In questo nuovo scenario, la vecchia Europa che ruolo può giocare?
Nel 2001 a firmare il Wto, per conto dell’Europa, c’era l’Europa. Ora è la somma che non fa più il totale. L’Europa, un tempo signora della storia, si sta perdendo. Un esempio? La sottovalutazione dell’effetto politico dell’uscita dalla Ue del Regno Unito e/o dell’anglosfera. Persino Nietzsche, un filosofo diciamo “sovranista”, diceva che «un’Europa senza Inghilterra non esiste». Davvero a Bruxelles si pensa che l’uscita del Regno Unito, il distacco dai mari, possa essere compensata rafforzando la dimensione continentale verso i Balcani? La realtà è che l’Europa con il suo mercato è stata al principio l’artefice delle ideologie mercatiste e globaliste più estreme, mentre ora ne è la vittima. Si fa fatica a vedere progetti comuni.
L’Unione Bancaria non è un progetto comune?

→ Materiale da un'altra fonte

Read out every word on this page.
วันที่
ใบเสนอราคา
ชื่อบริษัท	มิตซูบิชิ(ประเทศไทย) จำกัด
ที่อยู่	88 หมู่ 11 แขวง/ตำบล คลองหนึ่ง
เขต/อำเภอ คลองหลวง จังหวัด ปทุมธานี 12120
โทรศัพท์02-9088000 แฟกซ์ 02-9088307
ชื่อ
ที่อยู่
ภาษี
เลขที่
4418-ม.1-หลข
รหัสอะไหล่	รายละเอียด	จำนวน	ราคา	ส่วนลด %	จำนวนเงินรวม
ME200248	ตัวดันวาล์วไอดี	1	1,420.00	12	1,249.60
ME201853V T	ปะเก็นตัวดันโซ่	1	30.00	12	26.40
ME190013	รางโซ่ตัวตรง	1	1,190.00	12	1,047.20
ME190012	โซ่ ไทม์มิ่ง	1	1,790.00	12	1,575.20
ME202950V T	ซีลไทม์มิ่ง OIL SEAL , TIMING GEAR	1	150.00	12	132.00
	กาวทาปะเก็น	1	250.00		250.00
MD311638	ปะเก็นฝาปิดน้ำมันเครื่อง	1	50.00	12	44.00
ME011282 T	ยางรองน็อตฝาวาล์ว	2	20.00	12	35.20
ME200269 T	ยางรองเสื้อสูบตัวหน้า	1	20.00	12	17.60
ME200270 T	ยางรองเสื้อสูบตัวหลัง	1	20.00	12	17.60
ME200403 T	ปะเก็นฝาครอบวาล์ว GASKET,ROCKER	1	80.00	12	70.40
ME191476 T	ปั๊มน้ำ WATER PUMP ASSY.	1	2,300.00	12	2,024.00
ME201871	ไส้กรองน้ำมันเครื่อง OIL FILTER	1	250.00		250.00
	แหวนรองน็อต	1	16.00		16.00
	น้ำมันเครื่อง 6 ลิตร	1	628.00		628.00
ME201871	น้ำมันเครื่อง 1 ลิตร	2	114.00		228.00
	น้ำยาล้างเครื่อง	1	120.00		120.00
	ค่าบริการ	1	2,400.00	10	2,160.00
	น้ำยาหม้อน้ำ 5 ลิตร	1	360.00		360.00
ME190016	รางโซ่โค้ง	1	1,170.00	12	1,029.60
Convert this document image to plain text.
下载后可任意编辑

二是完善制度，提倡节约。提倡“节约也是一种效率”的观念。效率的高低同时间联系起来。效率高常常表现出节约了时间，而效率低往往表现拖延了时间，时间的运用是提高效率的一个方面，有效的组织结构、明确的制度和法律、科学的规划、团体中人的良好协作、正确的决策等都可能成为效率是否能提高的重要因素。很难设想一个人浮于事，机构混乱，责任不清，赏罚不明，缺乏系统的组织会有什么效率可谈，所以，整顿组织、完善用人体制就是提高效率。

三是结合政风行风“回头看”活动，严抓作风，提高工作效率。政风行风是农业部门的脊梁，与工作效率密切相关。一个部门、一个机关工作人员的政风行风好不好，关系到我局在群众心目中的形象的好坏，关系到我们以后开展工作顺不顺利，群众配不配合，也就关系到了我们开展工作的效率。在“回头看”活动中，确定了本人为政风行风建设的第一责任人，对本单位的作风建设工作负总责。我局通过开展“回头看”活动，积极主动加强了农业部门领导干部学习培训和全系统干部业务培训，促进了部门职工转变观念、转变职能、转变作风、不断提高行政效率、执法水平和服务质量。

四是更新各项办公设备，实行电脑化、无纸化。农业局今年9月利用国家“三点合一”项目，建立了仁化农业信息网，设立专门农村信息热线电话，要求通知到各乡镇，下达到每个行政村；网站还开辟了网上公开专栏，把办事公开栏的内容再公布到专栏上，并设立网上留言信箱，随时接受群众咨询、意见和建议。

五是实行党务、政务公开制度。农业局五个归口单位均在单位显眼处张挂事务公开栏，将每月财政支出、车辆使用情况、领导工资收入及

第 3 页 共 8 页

Questa Europa ricorda un po’ la fattoria degli animali, dove tutti gli animali sono uguali ma alcuni più uguali degli altri. E così all’Italia si applica il Bail in, in Germania si pianificano macro aiuti di Stato. Più che Unione bancaria pare che abbiano in mente fusioni bancarie orchestrate dal Governo come quella tra Deutsche Bank e Commerzbank.
Nello scontro tra i due colossi Usa e Cina, che partita può giocare l’Italia? Aderire al progetto della Via della Seta è nell’interesse italiano?

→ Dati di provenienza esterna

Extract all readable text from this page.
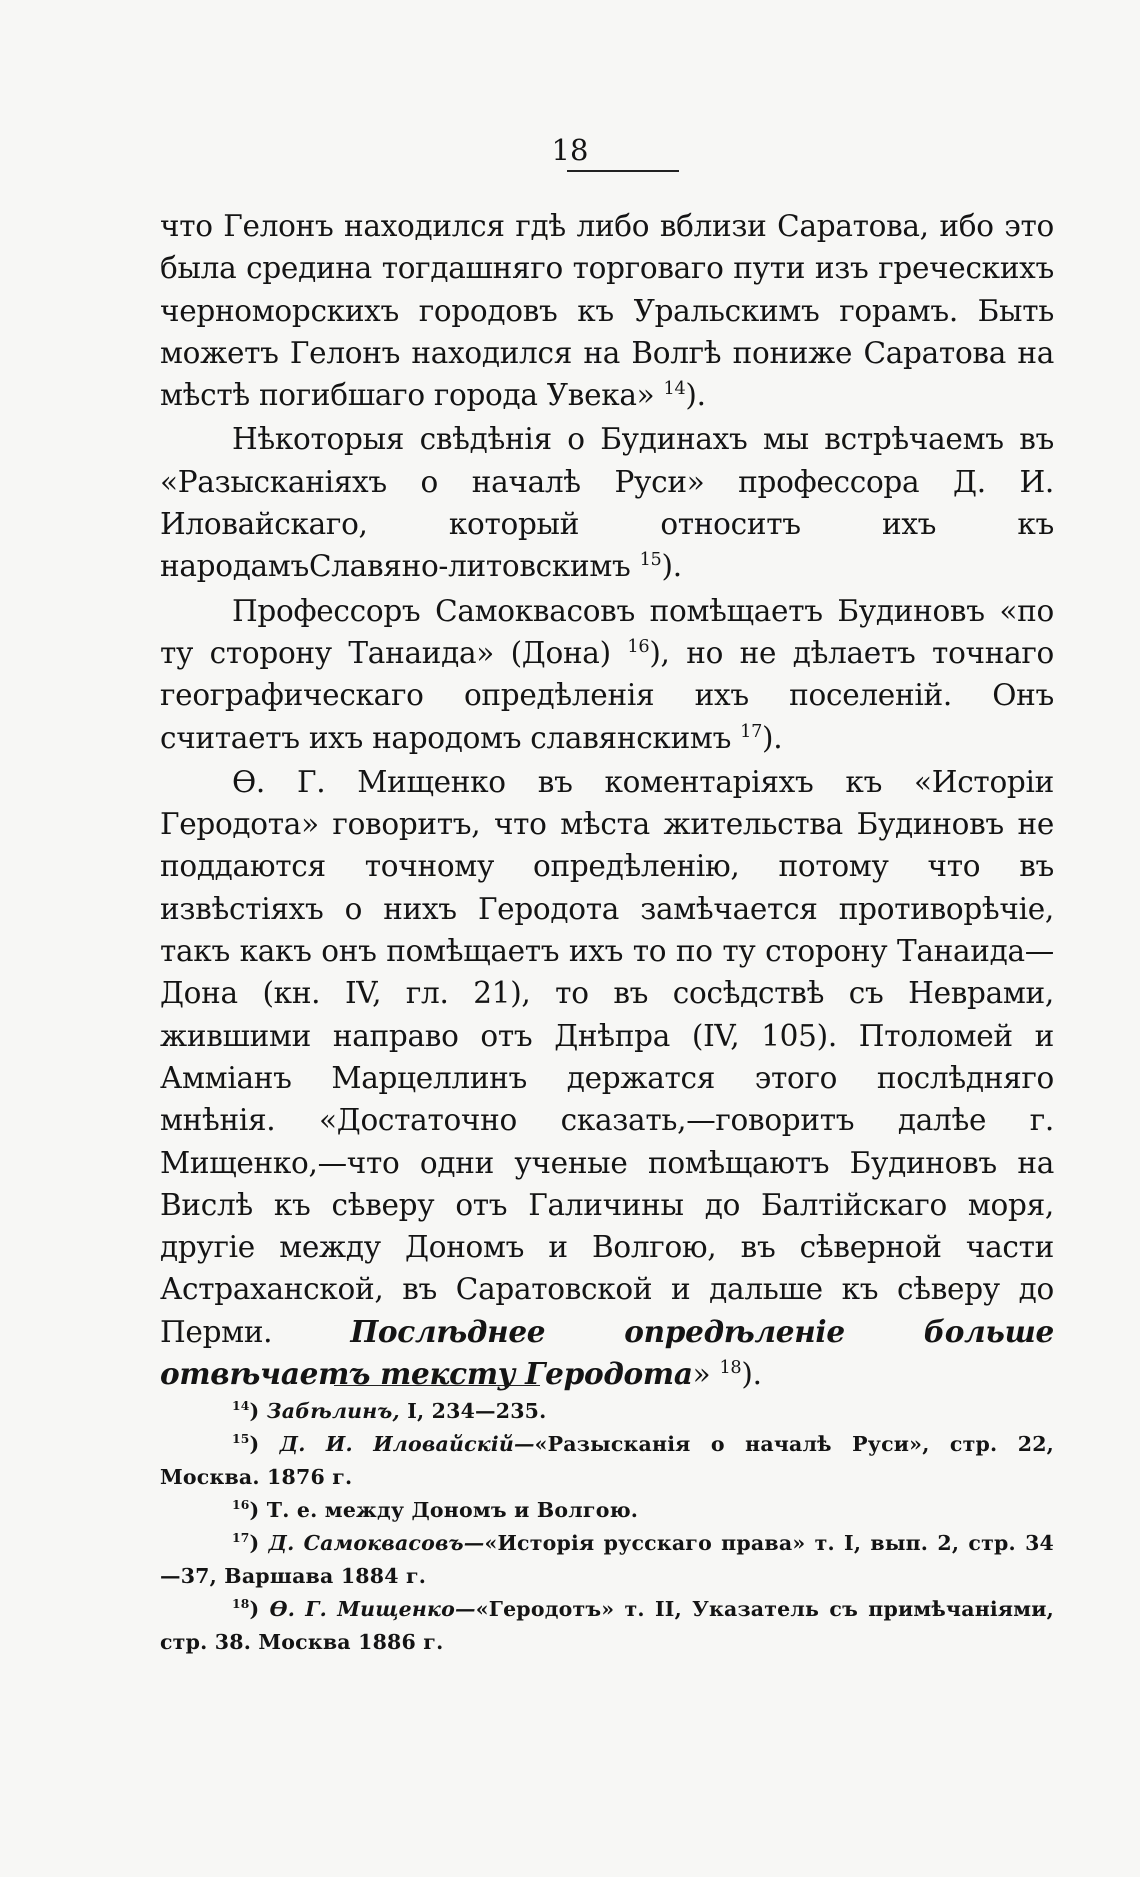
18

что Гелонъ находился гдѣ либо вблизи Саратова, ибо это была средина тогдашняго торговаго пути изъ греческихъ черноморскихъ городовъ къ Уральскимъ горамъ. Быть можетъ Гелонъ находился на Волгѣ пониже Саратова на мѣстѣ погибшаго города Увека» $^{14}$).

Нѣкоторыя свѣдѣнія о Будинахъ мы встрѣчаемъ въ «Разысканіяхъ о началѣ Руси» профессора Д. И. Иловайскаго, который относитъ ихъ къ народамъСлавяно-литовскимъ $^{15}$).

Профессоръ Самоквасовъ помѣщаетъ Будиновъ «по ту сторону Танаида» (Дона) $^{16}$), но не дѣлаетъ точнаго географическаго опредѣленія ихъ поселеній. Онъ считаетъ ихъ народомъ славянскимъ $^{17}$).

Ѳ. Г. Мищенко въ коментаріяхъ къ «Исторіи Геродота» говоритъ, что мѣста жительства Будиновъ не поддаются точному опредѣленію, потому что въ извѣстіяхъ о нихъ Геродота замѣчается противорѣчіе, такъ какъ онъ помѣщаетъ ихъ то по ту сторону Танаида—Дона (кн. IV, гл. 21), то въ сосѣдствѣ съ Неврами, жившими направо отъ Днѣпра (IV, 105). Птоломей и Аммiанъ Марцеллинъ держатся этого послѣдняго мнѣнія. «Достаточно сказать,—говоритъ далѣе г. Мищенко,—что одни ученые помѣщаютъ Будиновъ на Вислѣ къ сѣверу отъ Галичины до Балтійскаго моря, другіе между Дономъ и Волгою, въ сѣверной части Астраханской, въ Саратовской и дальше къ сѣверу до Перми. Послѣднее опредѣленіе больше отвѣчаетъ тексту Геродота» $^{18}$).

$^{14}$) Забѣлинъ, I, 234—235.

$^{15}$) Д. И. Иловайскій—«Разысканія о началѣ Руси», стр. 22, Москва. 1876 г.

$^{16}$) Т. е. между Дономъ и Волгою.

$^{17}$) Д. Самоквасовъ—«Исторія русскаго права» т. I, вып. 2, стр. 34—37, Варшава 1884 г.

$^{18}$) Ѳ. Г. Мищенко—«Геродотъ» т. II, Указатель съ примѣчаніями, стр. 38. Москва 1886 г.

Partiamo dal principio. Nel progetto via della Seta la “cifra” politica è di gran lunga superiore a quella commerciale. Lo si chiami come si vuole, ma quello che si formalizza è un patto transnazionale in una materia che i trattati assegnano all’Europa. Il passaggio al “bilaterale” Italia-Cina ricorda l’antica storia degli Oriazi e i Curiazi, ma con i cinesi che fanno gli Oriazi e i romani che fanno i Curiazi. Il nome Via della Seta è suggestivo e a anche soft, in realtà non è solo seta ma una immensa infrastruttura fatta da ferro, cemento, asfalto, costruita per volumi di manifattura crescenti su scala iperbolica, finora mai vista nella storia. Per inciso, forse una riflessione sull’ambiente dovrebbe essere fatta. Tra l’altro è difficile pensare che il maggiore export sia dall’Italia verso la Cina e non il contrario.
In ambienti del Governo italiano si obietta però che altri 15 Paesi europei hanno firmato accordi commerciali separati con la Cina. Come dire: così’ fan tutti…
I Paesi che hanno siglato questi accordi sono Bulgaria, Croazia, Repubblica Ceca, Estonia, Ungheria, Grecia, Lettonia, Lituania, Malta, Polonia, Portogallo, Slovacchia e Slovenia. Il caso dell’Italia è un po’ diverso. Non solo è un’economia G7 ma soprattutto ha una posizione geografica che è da sempre strategica nel Mar Mediterraneo. E questo ci riporta al punto di partenza, alla effettiva ratio dell’accordo. Per inciso non ci guadagniamo neanche, perché non c’è neppure la spinta a fare la Tav.